James Harithas, the San Antonio Philharmonic, and Jared Patterson
Art Dies, is Reborn, and is Suppressed
Here are a few brief items in the news lately.
James Harithas has died. He was 90 years old according to the Houston Chronicle. Harithas was hired in 1974 to run Contemporary Arts Museum. His tenure was marked by an intense engagement with Texas artists. When I think about Houston as it was, I think of a culture with a well-deserved inferiority complex. Harithas was a major figure in helping to lessen that sense of cultural cringe locally. Harithas’ first exhibit as director was 12/Texas, which featured work by 12 Texas artists, including Dorothy Hood, Luis Jiménez, James Surls, and Michael Tracy. He was only director of CAMH for four years, and while CAMH continued its practice of bringing art from all over to Houston, Harithas also made sure that CAMH would present Houston to itself. With exhibits by Richard Stout, John Alexander, James Surls, Forrest Prince, and many others, CAMH under Harithas became a place to see the best of Houston and Texas artists. The museum board were dealing with difficulty raising money and told Harithas that they were hiring a business manager because they thought his management style was too loosey-goosey. Harithas was outraged and protested in a letter to the board, which they interpreted as a resignation. (This story is related in detail in Collision by Pete Gershon.) But by this time Harithas had put down roots in Houston—marrying a Houston gal, Ann O’Connor, in 1978. Harithas remained involved in the art world by starting his own museums, the Art Car Museum in 1998 and the Station Museum in 2001. Ann Harithas was born in Victoria, Texas, and the couple moved back there and in 2016 founded a small museum for their new home, Five Points Museum of Contemporary Art. I’ve visited the Five Points Museum once in 2016 and saw Harithas at his home in Victoria, but he was looking pretty ill when I saw him. I never knew the man, but he was a beloved figure in the Houston art scene.
One weird thing about the Art Car Museum, the Station Museum and the Five Points Museum is that they were privately owned. They were not 501c(3) non-profits, like most museums are. I don’t know why that is, but Harithas had lots of experience with non-profit institutions. I assume he didn’t want to have to deal with a board of directors. But because they were all owned by the Harithas family, and the matriarch and patriarch are now dead, what happens to them? The Station closed late last year. What will happen to the Art Car Museum and Five Points Museum?
Back in 2022, I wrote about one of the institutional victims of COVID, the San Antonio Symphony, which declared chapter 7 bankruptcy and dissolved itself. I was very sad that a symphony’s worth of musicians were suddenly unemployed. It seems that after the Symphony was dissolved, a new organization was formed calling itself the San Antonio Philharmonic. And as of a few days ago, the San Antonio Philharmonic signed a collective bargaining agreement with the American Federation of Musicians for 60-odd musicians to form their orchestra. It sounds like the musicians will get paid less than they did with the San Antonio Symphony, and I am curious about other details of the contract like the seniority bonuses (which as a big part of the CBA for the Houston Symphony). A CBA between a musicians union and a local orchestra society is a very detailed and complex agreement, But I am happy that this orchestra has gone through a dark night of the soul and come out on the other side.

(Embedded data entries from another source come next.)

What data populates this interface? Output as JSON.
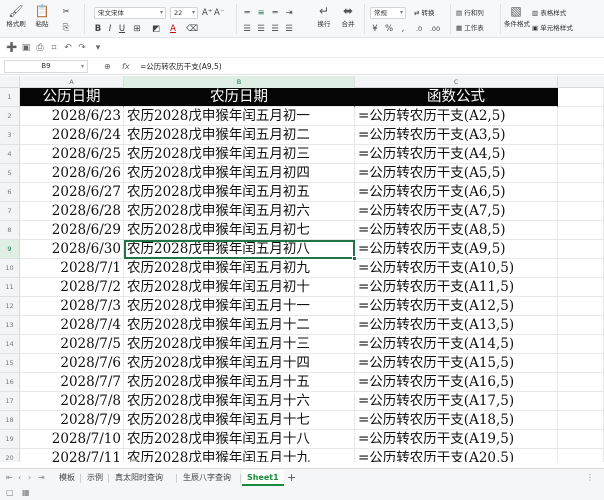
{
  "ribbon": {
    "format_painter": "格式刷",
    "paste": "粘贴",
    "cut_icon": "scissors-icon",
    "font_name": "宋文宋体",
    "font_size": "22",
    "wrap_label": "换行",
    "merge_label": "合并",
    "number_format": "常规",
    "convert_label": "转换",
    "row_col_label": "行和列",
    "worksheet_label": "工作表",
    "cond_format_label": "条件格式",
    "table_style_label": "表格样式",
    "cell_style_label": "单元格样式",
    "sum_label": "求和",
    "bold": "B",
    "italic": "I",
    "underline": "U",
    "font_color": "A"
  },
  "formula_bar": {
    "cell_ref": "B9",
    "fx": "fx",
    "formula": "=公历转农历干支(A9,5)"
  },
  "columns": [
    {
      "id": "A",
      "label": "A"
    },
    {
      "id": "B",
      "label": "B"
    },
    {
      "id": "C",
      "label": "C"
    }
  ],
  "selected_column": "B",
  "selected_row": "9",
  "header_row": {
    "row_number": "1",
    "a": "公历日期",
    "b": "农历日期",
    "c": "函数公式"
  },
  "rows": [
    {
      "row_number": "2",
      "a": "2028/6/23",
      "b": "农历2028戊申猴年闰五月初一",
      "c": "=公历转农历干支(A2,5)"
    },
    {
      "row_number": "3",
      "a": "2028/6/24",
      "b": "农历2028戊申猴年闰五月初二",
      "c": "=公历转农历干支(A3,5)"
    },
    {
      "row_number": "4",
      "a": "2028/6/25",
      "b": "农历2028戊申猴年闰五月初三",
      "c": "=公历转农历干支(A4,5)"
    },
    {
      "row_number": "5",
      "a": "2028/6/26",
      "b": "农历2028戊申猴年闰五月初四",
      "c": "=公历转农历干支(A5,5)"
    },
    {
      "row_number": "6",
      "a": "2028/6/27",
      "b": "农历2028戊申猴年闰五月初五",
      "c": "=公历转农历干支(A6,5)"
    },
    {
      "row_number": "7",
      "a": "2028/6/28",
      "b": "农历2028戊申猴年闰五月初六",
      "c": "=公历转农历干支(A7,5)"
    },
    {
      "row_number": "8",
      "a": "2028/6/29",
      "b": "农历2028戊申猴年闰五月初七",
      "c": "=公历转农历干支(A8,5)"
    },
    {
      "row_number": "9",
      "a": "2028/6/30",
      "b": "农历2028戊申猴年闰五月初八",
      "c": "=公历转农历干支(A9,5)"
    },
    {
      "row_number": "10",
      "a": "2028/7/1",
      "b": "农历2028戊申猴年闰五月初九",
      "c": "=公历转农历干支(A10,5)"
    },
    {
      "row_number": "11",
      "a": "2028/7/2",
      "b": "农历2028戊申猴年闰五月初十",
      "c": "=公历转农历干支(A11,5)"
    },
    {
      "row_number": "12",
      "a": "2028/7/3",
      "b": "农历2028戊申猴年闰五月十一",
      "c": "=公历转农历干支(A12,5)"
    },
    {
      "row_number": "13",
      "a": "2028/7/4",
      "b": "农历2028戊申猴年闰五月十二",
      "c": "=公历转农历干支(A13,5)"
    },
    {
      "row_number": "14",
      "a": "2028/7/5",
      "b": "农历2028戊申猴年闰五月十三",
      "c": "=公历转农历干支(A14,5)"
    },
    {
      "row_number": "15",
      "a": "2028/7/6",
      "b": "农历2028戊申猴年闰五月十四",
      "c": "=公历转农历干支(A15,5)"
    },
    {
      "row_number": "16",
      "a": "2028/7/7",
      "b": "农历2028戊申猴年闰五月十五",
      "c": "=公历转农历干支(A16,5)"
    },
    {
      "row_number": "17",
      "a": "2028/7/8",
      "b": "农历2028戊申猴年闰五月十六",
      "c": "=公历转农历干支(A17,5)"
    },
    {
      "row_number": "18",
      "a": "2028/7/9",
      "b": "农历2028戊申猴年闰五月十七",
      "c": "=公历转农历干支(A18,5)"
    },
    {
      "row_number": "19",
      "a": "2028/7/10",
      "b": "农历2028戊申猴年闰五月十八",
      "c": "=公历转农历干支(A19,5)"
    },
    {
      "row_number": "20",
      "a": "2028/7/11",
      "b": "农历2028戊申猴年闰五月十九",
      "c": "=公历转农历干支(A20,5)"
    },
    {
      "row_number": "21",
      "a": "",
      "b": "",
      "c": ""
    }
  ],
  "sheet_tabs": [
    {
      "label": "模板",
      "active": false
    },
    {
      "label": "示例",
      "active": false
    },
    {
      "label": "真太阳时查询",
      "active": false
    },
    {
      "label": "生辰八字查询",
      "active": false
    },
    {
      "label": "Sheet1",
      "active": true
    }
  ],
  "add_sheet": "+",
  "colors": {
    "accent": "#217346",
    "active_tab": "#1a8b3c",
    "header_fill": "#050505",
    "header_text": "#ffffff"
  }
}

I am not a good Texan; I have never read Lonesome Dove. I’ve read other Larry McMurtry books over the years, and I saw the TV show version of Lonesome Dove. But you know who else hasn’t read it? State representative Jared Patterson from Frisco. Patterson is a far-right religious nut who is a sponsor of the READER act, a bill designed to prevent people from becoming readers by banning books from school libraries. In short, he is human shit. And we know he has never read Lonesome Dove because he was asked about it in a hearing on the inaptly named READER act. Representative James Talarico asked him if he would ban Lonesome Dave. Texas Monthly reported:
Patterson hadn’t read Lonesome Dove, he replied, committing his first error. But if it contained the ribald passages Talarico indicated it did, well, then, “they might need to ban Lonesome Dove.”
Even his fellow Nazi representatives realized that this was a bad look. They hate it when you point out that they are trying to “ban” books. As Christopher Hooks wrote:
Patterson’s snafu makes clear that the bill’s sponsors don’t really care about books—or that they don’t understand them. Which is fine. That’s why we have Netflix. But maybe they should leave the regulation of literature to Texans who read.